As Pope Francis called for peace during his four-day visit to DR Congo last week, violence continued in the troubled eastern regions of the country.
He was visibly moved to meet with victims of mutilations and rape by armed groups in the east during the Wednesday of his visit to Kinshasa, where he told conflict victims “your tears are my tears”.
The same day, armed men, suspected to be members of the Allied Democratic Forces, killed seven people in a village in the eastern Ituri province’s Irumu territory. Combat between the M23 revolutionary army and state forces continued all last week.
On 4 February, the United Nations Humanitarian Coordination Unit in DR Congo said tens of thousands of people were “trapped in the clutches of armed violence” as rebel forces advanced.
The rebels have already taken several areas, including Kitshanga, a town of around 60,000 people, and Kirolirwe, leaving several thousand people to flee.
On Monday, protests broke out for a third day in Goma, capital of North Kivu in eastern DR Congo, with barricades in the streets.
Protestors called all last weekend for the Regional Force of the Community of East African Member States to take more serious action to stop the advance of the M23 rebels.
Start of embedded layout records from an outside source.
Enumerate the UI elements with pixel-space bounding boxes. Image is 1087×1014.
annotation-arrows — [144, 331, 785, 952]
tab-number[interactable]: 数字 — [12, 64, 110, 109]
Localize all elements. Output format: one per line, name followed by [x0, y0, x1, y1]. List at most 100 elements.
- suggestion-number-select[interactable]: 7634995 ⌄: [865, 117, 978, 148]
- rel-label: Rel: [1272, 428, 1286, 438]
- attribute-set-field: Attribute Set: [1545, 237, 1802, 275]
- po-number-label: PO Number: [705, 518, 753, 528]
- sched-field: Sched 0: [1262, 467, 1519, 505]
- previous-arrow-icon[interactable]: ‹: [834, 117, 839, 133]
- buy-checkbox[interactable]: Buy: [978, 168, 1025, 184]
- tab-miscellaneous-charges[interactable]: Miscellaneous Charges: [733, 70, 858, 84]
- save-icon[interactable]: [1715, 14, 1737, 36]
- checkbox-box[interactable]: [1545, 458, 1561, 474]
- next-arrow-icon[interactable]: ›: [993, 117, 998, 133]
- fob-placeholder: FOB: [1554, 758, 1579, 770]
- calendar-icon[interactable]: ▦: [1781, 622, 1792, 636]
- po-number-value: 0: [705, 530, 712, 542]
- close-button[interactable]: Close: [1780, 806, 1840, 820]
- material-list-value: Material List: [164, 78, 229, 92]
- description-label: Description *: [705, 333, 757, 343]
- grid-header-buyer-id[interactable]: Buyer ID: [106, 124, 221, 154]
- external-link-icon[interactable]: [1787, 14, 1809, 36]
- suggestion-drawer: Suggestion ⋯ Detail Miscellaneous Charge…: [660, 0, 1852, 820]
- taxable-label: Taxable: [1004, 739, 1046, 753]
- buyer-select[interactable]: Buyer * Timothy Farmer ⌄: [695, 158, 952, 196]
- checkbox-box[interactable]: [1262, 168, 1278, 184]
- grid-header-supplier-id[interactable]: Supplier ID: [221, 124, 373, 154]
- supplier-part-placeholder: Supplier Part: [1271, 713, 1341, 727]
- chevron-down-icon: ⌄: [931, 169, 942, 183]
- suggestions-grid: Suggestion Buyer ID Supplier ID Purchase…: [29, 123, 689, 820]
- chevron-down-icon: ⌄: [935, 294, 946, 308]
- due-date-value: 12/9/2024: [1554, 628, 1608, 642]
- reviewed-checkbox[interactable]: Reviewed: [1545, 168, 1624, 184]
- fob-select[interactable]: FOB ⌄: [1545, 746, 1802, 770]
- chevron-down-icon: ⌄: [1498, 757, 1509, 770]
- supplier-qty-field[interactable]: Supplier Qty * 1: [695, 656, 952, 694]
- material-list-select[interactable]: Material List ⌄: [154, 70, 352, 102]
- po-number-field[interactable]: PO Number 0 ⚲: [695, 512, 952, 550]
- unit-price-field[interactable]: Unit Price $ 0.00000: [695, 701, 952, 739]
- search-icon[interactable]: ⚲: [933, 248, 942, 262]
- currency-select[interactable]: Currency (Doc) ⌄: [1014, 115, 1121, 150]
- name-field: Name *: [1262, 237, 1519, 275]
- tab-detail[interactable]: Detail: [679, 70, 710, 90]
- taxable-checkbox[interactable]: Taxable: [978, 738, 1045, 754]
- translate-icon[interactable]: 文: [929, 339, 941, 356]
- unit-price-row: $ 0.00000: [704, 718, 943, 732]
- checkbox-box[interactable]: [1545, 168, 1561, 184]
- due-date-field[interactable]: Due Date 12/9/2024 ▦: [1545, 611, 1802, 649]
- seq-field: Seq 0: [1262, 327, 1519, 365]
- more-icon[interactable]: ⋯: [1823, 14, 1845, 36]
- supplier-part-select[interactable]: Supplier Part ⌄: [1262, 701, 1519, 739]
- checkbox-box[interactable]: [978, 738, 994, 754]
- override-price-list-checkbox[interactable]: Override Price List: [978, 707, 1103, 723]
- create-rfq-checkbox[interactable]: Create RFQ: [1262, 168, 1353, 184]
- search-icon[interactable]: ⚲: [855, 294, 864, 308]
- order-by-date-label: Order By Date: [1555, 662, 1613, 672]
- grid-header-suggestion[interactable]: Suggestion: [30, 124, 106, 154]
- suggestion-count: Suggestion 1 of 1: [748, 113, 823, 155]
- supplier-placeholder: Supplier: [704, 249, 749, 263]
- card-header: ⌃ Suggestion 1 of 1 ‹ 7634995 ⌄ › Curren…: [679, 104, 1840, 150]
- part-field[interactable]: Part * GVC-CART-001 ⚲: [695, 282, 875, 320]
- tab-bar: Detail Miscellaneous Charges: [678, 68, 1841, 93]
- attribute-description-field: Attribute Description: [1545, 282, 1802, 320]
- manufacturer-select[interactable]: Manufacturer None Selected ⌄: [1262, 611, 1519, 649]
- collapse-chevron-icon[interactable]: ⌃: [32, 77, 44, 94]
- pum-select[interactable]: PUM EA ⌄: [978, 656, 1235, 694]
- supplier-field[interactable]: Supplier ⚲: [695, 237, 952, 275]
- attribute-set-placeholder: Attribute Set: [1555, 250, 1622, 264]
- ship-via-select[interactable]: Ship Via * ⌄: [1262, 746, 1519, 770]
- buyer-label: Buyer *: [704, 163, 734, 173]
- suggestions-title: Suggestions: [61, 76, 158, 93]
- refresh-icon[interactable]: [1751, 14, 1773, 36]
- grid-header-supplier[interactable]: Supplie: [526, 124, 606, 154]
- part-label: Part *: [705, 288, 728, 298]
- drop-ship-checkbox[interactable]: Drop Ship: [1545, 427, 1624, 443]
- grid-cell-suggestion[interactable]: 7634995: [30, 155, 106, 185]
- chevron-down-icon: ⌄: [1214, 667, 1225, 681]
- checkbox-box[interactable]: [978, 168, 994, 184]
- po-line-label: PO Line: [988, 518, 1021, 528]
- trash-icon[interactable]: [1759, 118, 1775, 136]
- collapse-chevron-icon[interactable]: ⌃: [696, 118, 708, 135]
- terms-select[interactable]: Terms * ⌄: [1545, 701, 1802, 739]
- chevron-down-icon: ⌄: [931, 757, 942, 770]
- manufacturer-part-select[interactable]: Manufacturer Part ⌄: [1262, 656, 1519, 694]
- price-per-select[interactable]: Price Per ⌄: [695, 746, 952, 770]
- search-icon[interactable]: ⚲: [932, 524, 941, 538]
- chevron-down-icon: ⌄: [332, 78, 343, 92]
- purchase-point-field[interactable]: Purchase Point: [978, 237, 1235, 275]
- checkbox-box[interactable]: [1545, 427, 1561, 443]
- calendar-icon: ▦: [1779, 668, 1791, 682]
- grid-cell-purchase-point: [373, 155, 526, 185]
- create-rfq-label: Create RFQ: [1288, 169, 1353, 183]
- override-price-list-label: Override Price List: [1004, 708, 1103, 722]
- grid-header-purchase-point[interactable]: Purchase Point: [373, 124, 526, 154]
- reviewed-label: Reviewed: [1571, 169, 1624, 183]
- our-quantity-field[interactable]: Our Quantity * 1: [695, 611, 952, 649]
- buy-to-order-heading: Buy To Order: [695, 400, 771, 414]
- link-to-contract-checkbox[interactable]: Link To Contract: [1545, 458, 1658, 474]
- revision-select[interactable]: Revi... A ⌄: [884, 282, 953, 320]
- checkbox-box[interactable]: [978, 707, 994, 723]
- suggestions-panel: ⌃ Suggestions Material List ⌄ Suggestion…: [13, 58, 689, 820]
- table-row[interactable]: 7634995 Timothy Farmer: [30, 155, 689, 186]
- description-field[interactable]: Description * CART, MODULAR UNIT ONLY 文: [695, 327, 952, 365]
They also felt the UN peacekeeping mission in DR Congo could be more effective.
However, in a more positive development, the heads of state of the East African Community met in Burundi last weekend to address the serious situation in eastern DR Congo that also risks provoking a conflict with Rwanda, accused by the Congolese of providing direct military support to M23 rebels.
The summit, attended by the presidents of DR Congo, Rwanda, Uganda, Kenya, Tanzania and Burundi, ended by calling for an “immediate ceasefire by all parties” and the withdrawal of all armed groups, including foreigners, from the east of DR Congo.
At the end of the papal visit to DR Congo, Cardinal Fridolin Ambongo Besungu of Kinshasa said the visit had drawn the world's attention to violence in Congo and to “what the Pope himself called a silent genocide, a genocide no one wants to talk about”.
This is where people are slaughtered by militias fighting for or financed by those who want to control the country’s vast mineral wealth.